Once upon a time, we made a technology decision that -- at the time -- was right. But things have shifted around a bit, and what was once prudence is now folly. When do you jump ship?

Clearly, the politics of this decision are paralyzing. I generally throw up my hands and appeal to the nebulous "strategic direction". If anyone wants to declare the new tools/language/infrastructure/platform "strategic", that can quell most pointless hand-wringing.

When you switch from mixed Oracle + DB2 to all DB2, you'll piss off all the developers and support people who like Oracle. They'll tell you that it's a mistake to switch away from their favorite product. They'll have a lot of reasons to stick with or switch to their favorite product. The decision, ultimately, is political. It can't be looked at as anything but serving a constituency to curry favor. Yes, there's some engineering sense to it, but don't think that there is one "correct," rational engineering decision which will win the day. Engineering is trade-offs; it's just applied politics using math and physics.

Here's a model that might help frame up the decision in a way that makes it possible to bypass the politics of the situation and move on to something perhaps more fruitful.

Timing. Or, the cost of doing nothing. What will it really cost if we wait until later, and it gets worse (i.e., things start to break for want of compatibility, upgrades, bug-fixes, etc.)

Quality. How sure are we that we will continue to create products of comparable quality? Note that we have a current level of success, and it doesn't really depend on the technology, but rather on process and organization.

Productivity. What will the productivity drop be as we switch? Will there be an improvement with newer technology?

Let's apply this model to the age-old PL/SQL vs. J2EE web development question.

Timing of jumping ship. Currently, we're building our web pages with PL/SQL. As we move into the portal-based architecture, and look around at open-source solutions, we find that they're all J2EE. Are things broken? No. Things aren't broken today.

Will they break? Not until Oracle turns its back on PL/SQL. Considering their vast size, PL/SQL has a good decade run left in it. Indeed, if someone had real guts, they'd open source it and let it stand as a competitor to Perl, PHP and Python.

Quality. Currently, we're pretty good at PL/SQL web pages. Would we be better with J2EE? Would STRUTS improve the overall quality? Specifically, which of the quality factors might be touched: Need Satisfaction, Resource Use, Maintainability, Adaptability, TCO?

PL/SQL -- lacking effective object definition -- can impose limitations on reuse and understandability. While Java has the capability of producing larger and more sophisticated applications, the quality of work that I've seen in Java indicates that it isn't the norm. PL/SQL has limited adaptability. But that puts us back into the "Oracle Viability" question; and PL/SQL has a long future.

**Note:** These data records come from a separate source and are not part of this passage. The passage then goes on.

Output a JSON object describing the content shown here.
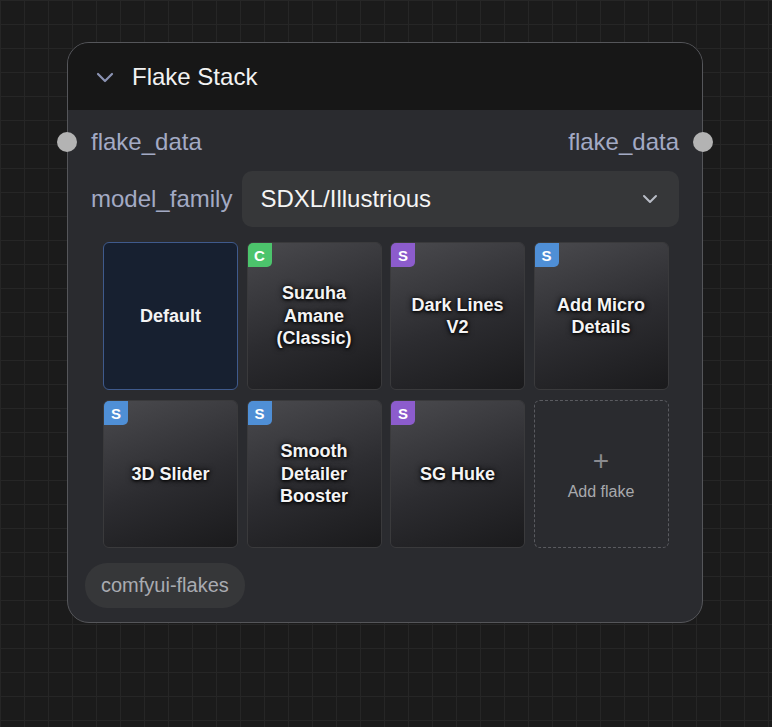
{
  "node": {
    "title": "Flake Stack"
  },
  "input": {
    "label": "flake_data"
  },
  "output": {
    "label": "flake_data"
  },
  "model_family": {
    "label": "model_family",
    "value": "SDXL/Illustrious"
  },
  "flakes": [
    {
      "kind": "default",
      "label": "Default",
      "selected": true
    },
    {
      "kind": "flake",
      "label": "Suzuha Amane (Classic)",
      "badge": "C",
      "color": "#4cc46c",
      "selected": false
    },
    {
      "kind": "flake",
      "label": "Dark Lines V2",
      "badge": "S",
      "color": "#8c5ccc",
      "selected": false
    },
    {
      "kind": "flake",
      "label": "Add Micro Details",
      "badge": "S",
      "color": "#4f8fd6",
      "selected": false
    },
    {
      "kind": "flake",
      "label": "3D Slider",
      "badge": "S",
      "color": "#4f8fd6",
      "selected": false
    },
    {
      "kind": "flake",
      "label": "Smooth Detailer Booster",
      "badge": "S",
      "color": "#4f8fd6",
      "selected": false
    },
    {
      "kind": "flake",
      "label": "SG Huke",
      "badge": "S",
      "color": "#8c5ccc",
      "selected": false
    },
    {
      "kind": "add",
      "icon": "+",
      "label": "Add flake",
      "selected": false
    }
  ],
  "footer": {
    "label": "comfyui-flakes"
  }
}
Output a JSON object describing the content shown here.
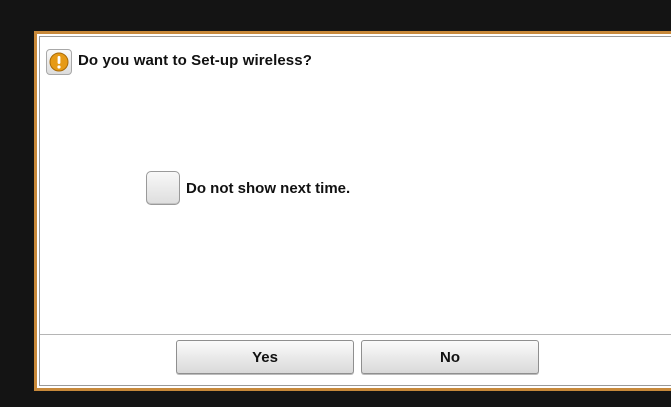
{
  "dialog": {
    "icon": "warning-icon",
    "title": "Do you want to Set-up wireless?",
    "checkbox_label": "Do not show next time.",
    "checkbox_checked": false,
    "yes_label": "Yes",
    "no_label": "No"
  },
  "colors": {
    "frame_border": "#c8893a",
    "background": "#141414",
    "icon_accent": "#e69a16"
  }
}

Productivity. While jumping ship does lead to a dip in deliverables, it may lead to improvements in the long run. First, STRUTS can be a big simplification, as can JSP's. Second, there's a lot of open source out there.

While it is clear that we shouldn't consider jumping ship yet, we now have criteria for revisiting the decision. When someone brings it up again, we can look at timing, quality and productivity and see if anything has changed that would make us rethink any of these factors.